In an interview, Harvey Mason Jr., the academy’s chief executive, said those changes are key to the Grammys achieving “the right outcomes.”
“Without our members, we have nothing because the members and the voters are what make up our nominations,” Mason said. “They’re what make up our elected leadership. So without the right membership, everything else breaks down.”
The nominees for songwriter of the year, non-classical, a recently added category intended to recognize non-performing songwriters, include Raye; the country writers Jessi Alexander and Jessie Jo Dillon; the in-demand Latin creator Edgar Barrera; and Amy Allen, who has penned hits for Carpenter, Olivia Rodrigo and others.
For producer of the year, non-classical, Daniel Nigro, who works with Roan and Rodrigo, is up against Alissia (Jamila Woods, Rae Khalil); Ian Fitchuk (Beyoncé, Musgraves); Mustard (Lamar); and Dernst Emile II, known as D’Mile (Lady Gaga and Mars).
For best pop vocal album, Carpenter, Eilish, Swift and Roan will face Ariana Grande’s “Eternal Sunshine.” Green Day, Pearl Jam, the Rolling Stones, Idles, Jack White, the Black Crowes and Fontaines D.C. will compete for best rock album. And for best rap album, Eminem, Doechii and J. Cole will go up against a joint release by Common and Pete Rock, and another by Future and Metro Boomin (“We Don’t Trust You”).
Ricky Gervais, Dave Chappelle, Jim Gaffigan, Nikki Glaser and Trevor Noah are up for best comedy album, and the award for best audiobook, narration and storytelling recording will go to Dolly Parton, Barbra Streisand, Jimmy Carter, the funk lion George Clinton or the producer Guy Oldfield (for “All You Need Is Love: The Beatles in Their Own Words”).
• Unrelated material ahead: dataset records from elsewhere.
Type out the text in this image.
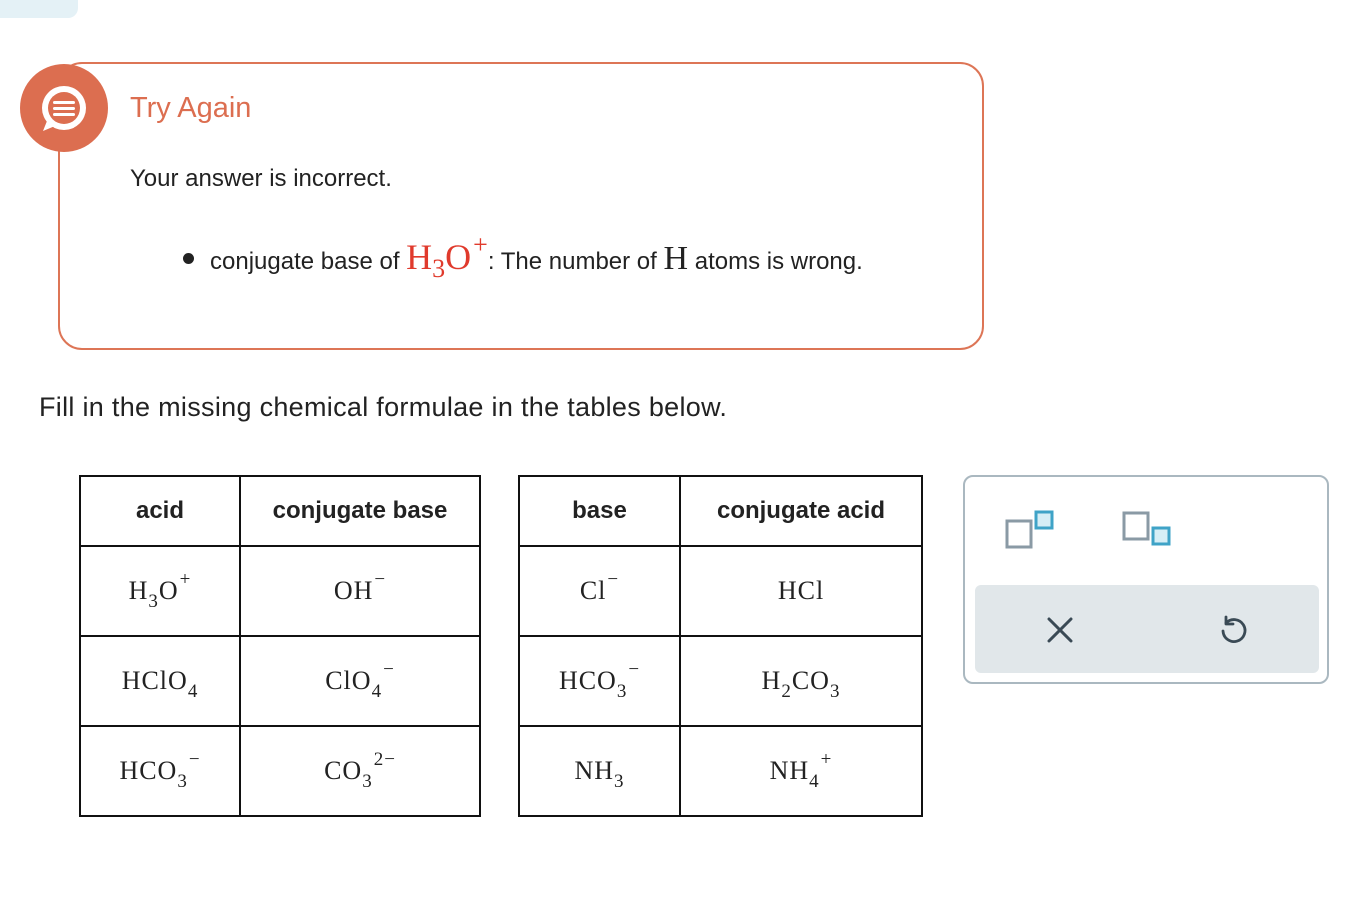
Try Again
Your answer is incorrect.
conjugate base of $H_3O^+$: The number of H atoms is wrong.
Fill in the missing chemical formulae in the tables below.
acid	conjugate base
$H_3O^+$	OH−
HClO$_4$	ClO$_4$−
$HCO_3^-$	$CO_3^{2-}$
base	conjugate acid
Cl−	HCl
$HCO_3^-$	$H_2CO_3$
$NH_3$	$NH_4^+$
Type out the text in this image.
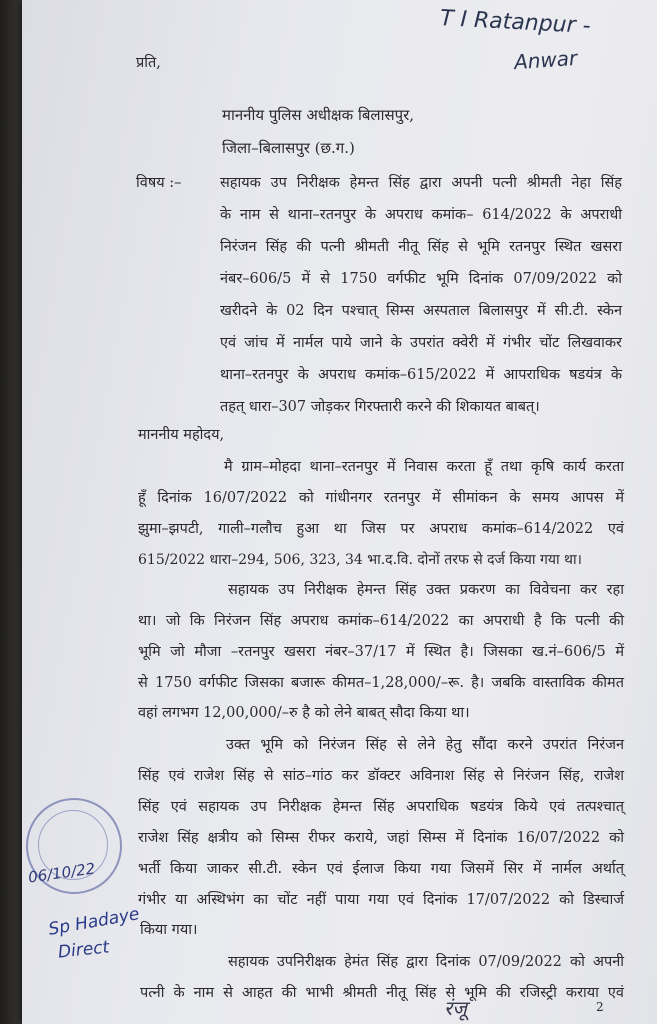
T I Ratanpur -
Anwar
प्रति,
माननीय पुलिस अधीक्षक बिलासपुर,
जिला–बिलासपुर (छ.ग.)
विषय :–	सहायक उप निरीक्षक हेमन्त सिंह द्वारा अपनी पत्नी श्रीमती नेहा सिंह
के नाम से थाना–रतनपुर के अपराध कमांक– 614/2022 के अपराधी
निरंजन सिंह की पत्नी श्रीमती नीतू सिंह से भूमि रतनपुर स्थित खसरा
नंबर–606/5 में से 1750 वर्गफीट भूमि दिनांक 07/09/2022 को
खरीदने के 02 दिन पश्चात् सिम्स अस्पताल बिलासपुर में सी.टी. स्केन
एवं जांच में नार्मल पाये जाने के उपरांत क्वेरी में गंभीर चोंट लिखवाकर
थाना–रतनपुर के अपराध कमांक–615/2022 में आपराधिक षडयंत्र के
तहत् धारा–307 जोड़कर गिरफ्तारी करने की शिकायत बाबत्।
माननीय महोदय,
मै ग्राम–मोहदा थाना–रतनपुर में निवास करता हूँ तथा कृषि कार्य करता
हूँ दिनांक 16/07/2022 को गांधीनगर रतनपुर में सीमांकन के समय आपस में
झुमा–झपटी, गाली–गलौच हुआ था जिस पर अपराध कमांक–614/2022 एवं
615/2022 धारा–294, 506, 323, 34 भा.द.वि. दोनों तरफ से दर्ज किया गया था।
सहायक उप निरीक्षक हेमन्त सिंह उक्त प्रकरण का विवेचना कर रहा
था। जो कि निरंजन सिंह अपराध कमांक–614/2022 का अपराधी है कि पत्नी की
भूमि जो मौजा –रतनपुर खसरा नंबर–37/17 में स्थित है। जिसका ख.नं–606/5 में
से 1750 वर्गफीट जिसका बजारू कीमत–1,28,000/–रू. है। जबकि वास्ताविक कीमत
वहां लगभग 12,00,000/–रु है को लेने बाबत् सौदा किया था।
उक्त भूमि को निरंजन सिंह से लेने हेतु सौंदा करने उपरांत निरंजन
सिंह एवं राजेश सिंह से सांठ–गांठ कर डॉक्टर अविनाश सिंह से निरंजन सिंह, राजेश
सिंह एवं सहायक उप निरीक्षक हेमन्त सिंह अपराधिक षडयंत्र किये एवं तत्पश्चात्
राजेश सिंह क्षत्रीय को सिम्स रीफर कराये, जहां सिम्स में दिनांक 16/07/2022 को
भर्ती किया जाकर सी.टी. स्केन एवं ईलाज किया गया जिसमें सिर में नार्मल अर्थात्
गंभीर या अस्थिभंग का चोंट नहीं पाया गया एवं दिनांक 17/07/2022 को डिस्चार्ज
किया गया।
सहायक उपनिरीक्षक हेमंत सिंह द्वारा दिनांक 07/09/2022 को अपनी
पत्नी के नाम से आहत की भाभी श्रीमती नीतू सिंह से भूमि की रजिस्ट्री कराया एवं
2
06/10/22
Sp Hadaye
Direct
रंजू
This year’s awards will be broadcast live from the Crypto.com Arena by CBS, and streamed on Paramount+. Last week, the Recording Academy announced that starting in 2027, it will move to ABC, Hulu and Disney+, after more than 50 years with CBS.
A total of 20,309 eligible entries were submitted for the Grammys’ 94 categories this year, and voting members of the academy will cast their ballots for the awards starting in January.
For a second year in a row, the window of eligibility for the awards is 50 weeks, just short of a full year, with the academy accepting submissions of recordings released from Sept. 16, 2023, to Aug. 30, 2024.